Apple Pay has made its debut in the UK with a strangely secretive launch from a company known for its high profile events.

It’s a clever piece of technology that enables people to use the iPhone 6 and new Apple Watch in the same way as a contactless debit card, simply tapping it on an NFC-enabled terminal to complete a payment instantly.

Much like its eponymous watch, however, Apple now faces a challenge in convincing people that the smart tech will actually make a difference in their lives.

Apple Pay launched in the US back in October 2014, but after nine months the company is still struggling to get people on board - with some analysts estimating there to be less than two million regular users so far and almost two-thirds of the top 100 retailers stating they have no plans to support the service next year.

Americans are partly held back by the fact that most retailers won’t have the NFC technology needed for contactless payments until later this year - not a problem here in the UK, where people used contactless to spend more than £2.32bn last year alone.

Brits are leading the charge in contactless cards, but Apple will have a tough time convincing people they should be particularly excited about using their phones instead.
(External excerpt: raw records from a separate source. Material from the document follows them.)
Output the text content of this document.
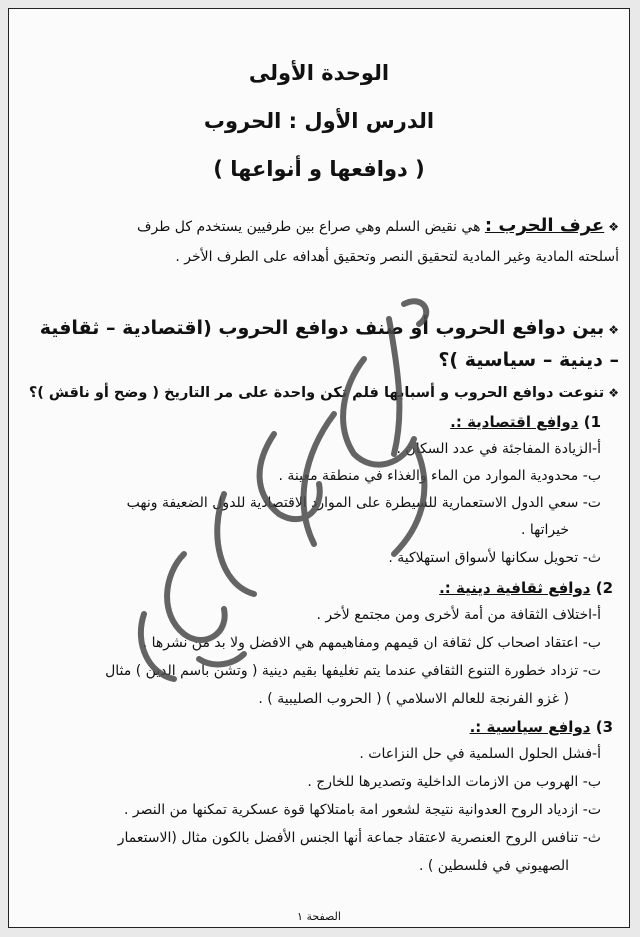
الوحدة الأولى
الدرس الأول : الحروب
( دوافعها و أنواعها )
❖عرف الحرب : هي نقيض السلم وهي صراع بين طرفيين يستخدم كل طرف
أسلحته المادية وغير المادية لتحقيق النصر وتحقيق أهدافه على الطرف الأخر .
❖بين دوافع الحروب أو صنف دوافع الحروب (اقتصادية – ثقافية
– دينية – سياسية )؟
❖تنوعت دوافع الحروب و أسبابها فلم تكن واحدة على مر التاريخ ( وضح أو ناقش )؟
1) دوافع اقتصادية :.
أ-الزيادة المفاجئة في عدد السكان .
ب- محدودية الموارد من الماء والغذاء في منطقة معينة .
ت- سعي الدول الاستعمارية للسيطرة على الموارد الاقتصادية للدول الضعيفة ونهب
خيراتها .
ث- تحويل سكانها لأسواق استهلاكية .
2) دوافع ثقافية دينية :.
أ-اختلاف الثقافة من أمة لأخرى ومن مجتمع لأخر .
ب- اعتقاد اصحاب كل ثقافة ان قيمهم ومفاهيمهم هي الافضل ولا بد من نشرها .
ت- تزداد خطورة التنوع الثقافي عندما يتم تغليفها بقيم دينية ( وتشن باسم الدين ) مثال
( غزو الفرنجة للعالم الاسلامي ) ( الحروب الصليبية ) .
3) دوافع سياسية :.
أ-فشل الحلول السلمية في حل النزاعات .
ب- الهروب من الازمات الداخلية وتصديرها للخارج .
ت- ازدياد الروح العدوانية نتيجة لشعور امة بامتلاكها قوة عسكرية تمكنها من النصر .
ث- تنافس الروح العنصرية لاعتقاد جماعة أنها الجنس الأفضل بالكون مثال (الاستعمار
الصهيوني في فلسطين ) .
الصفحة ١
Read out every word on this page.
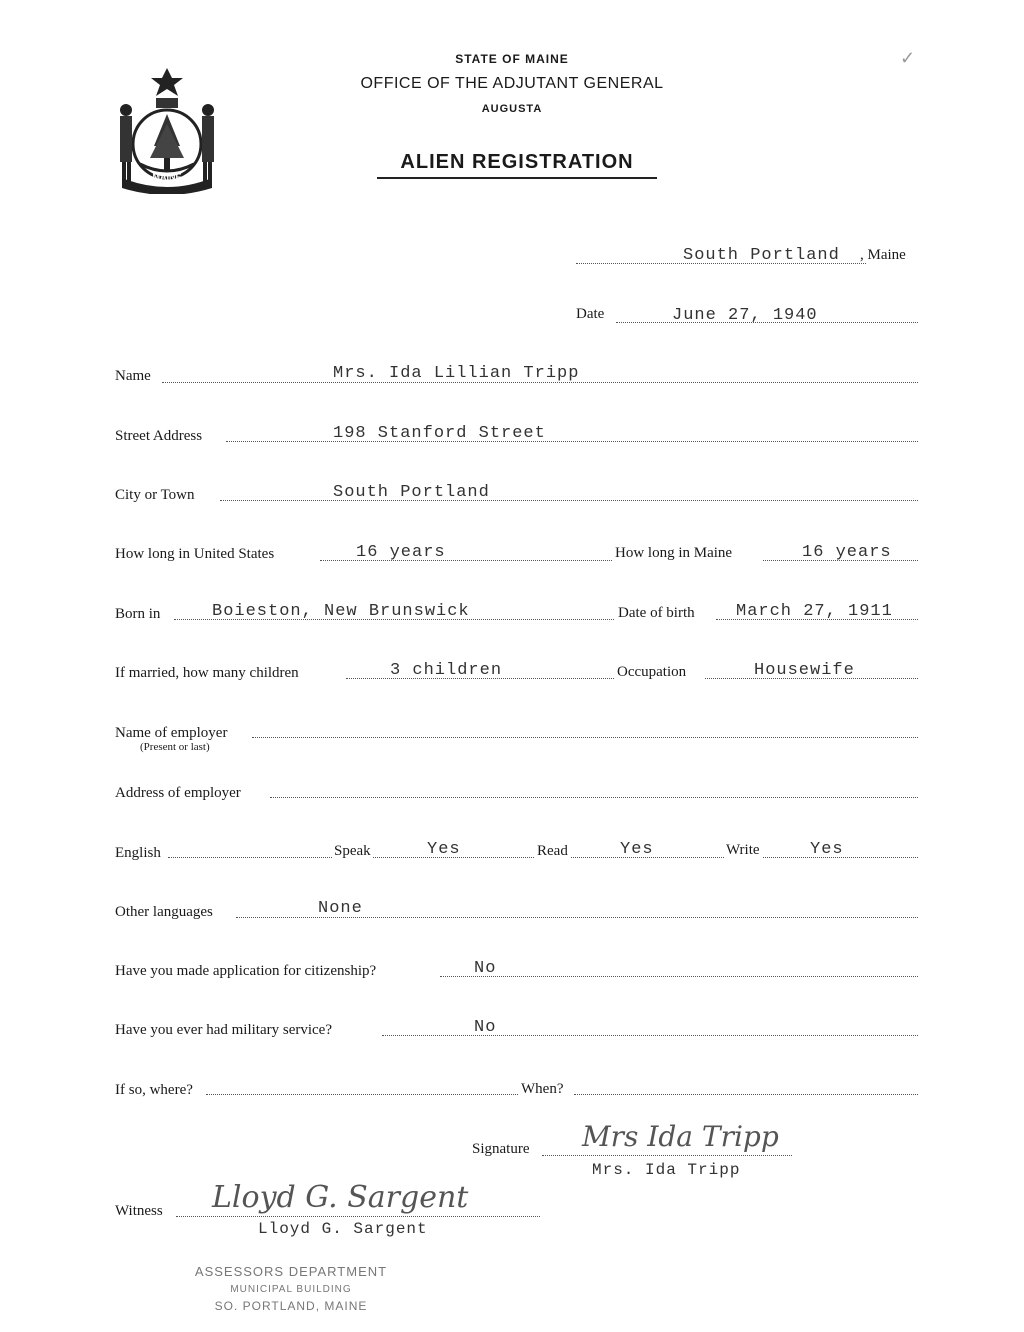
STATE OF MAINE
OFFICE OF THE ADJUTANT GENERAL
AUGUSTA
ALIEN REGISTRATION
MAINE
✓
South Portland , Maine
Date	June 27, 1940
Name	Mrs. Ida Lillian Tripp
Street Address	198 Stanford Street
City or Town	South Portland
How long in United States	16 years	How long in Maine	16 years
Born in	Boieston, New Brunswick	Date of birth March 27, 1911
If married, how many children	3 children	Occupation	Housewife
Name of employer
(Present or last)
Address of employer
English	Speak	Yes	Read	Yes	Write	Yes
Other languages	None
Have you made application for citizenship?	No
Have you ever had military service?	No
If so, where?	When?
Signature Mrs Ida Tripp
Mrs. Ida Tripp
Witness Lloyd G. Sargent
Lloyd G. Sargent
ASSESSORS DEPARTMENT
MUNICIPAL BUILDING
SO. PORTLAND, MAINE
Smartphones have become an essential piece of kit for daily life and are always close at hand, but the seconds saved by grabbing a phone instead of a wallet at the till is hardly going to transform anyone’s day. Most payment experiences, especially shopping, will likely see very little impact from Apple Pay.

The real attraction to mobile technology is the new level of freedom it brings, with more and more tasks now accessible anytime, anywhere. Apple and most other contenders in the field have taken a surprisingly blinkered view by limiting mobiles to being just another way of paying at the till after shuffling along in the same queues we always have.

Mobile offers the opportunity to completely change the way we do things. Why queue up to present your phone at a till when you could easily buy the product on the spot anywhere in the store - or passing by the window display, waiting for the bus, or literally anywhere else? Until this level of ubiquity and freedom becomes standard, mobile payments will remain a novelty for most people.

In the meantime though, Londoners can at least probably look forward to a smoother Tube journey as commuters whip out their phones instead of rummaging around for their perpetually misplaced Oysters or tickets.

In terms of what’s next for mobile commerce, well the future belongs to those companies that will actually change our day-to-day lives.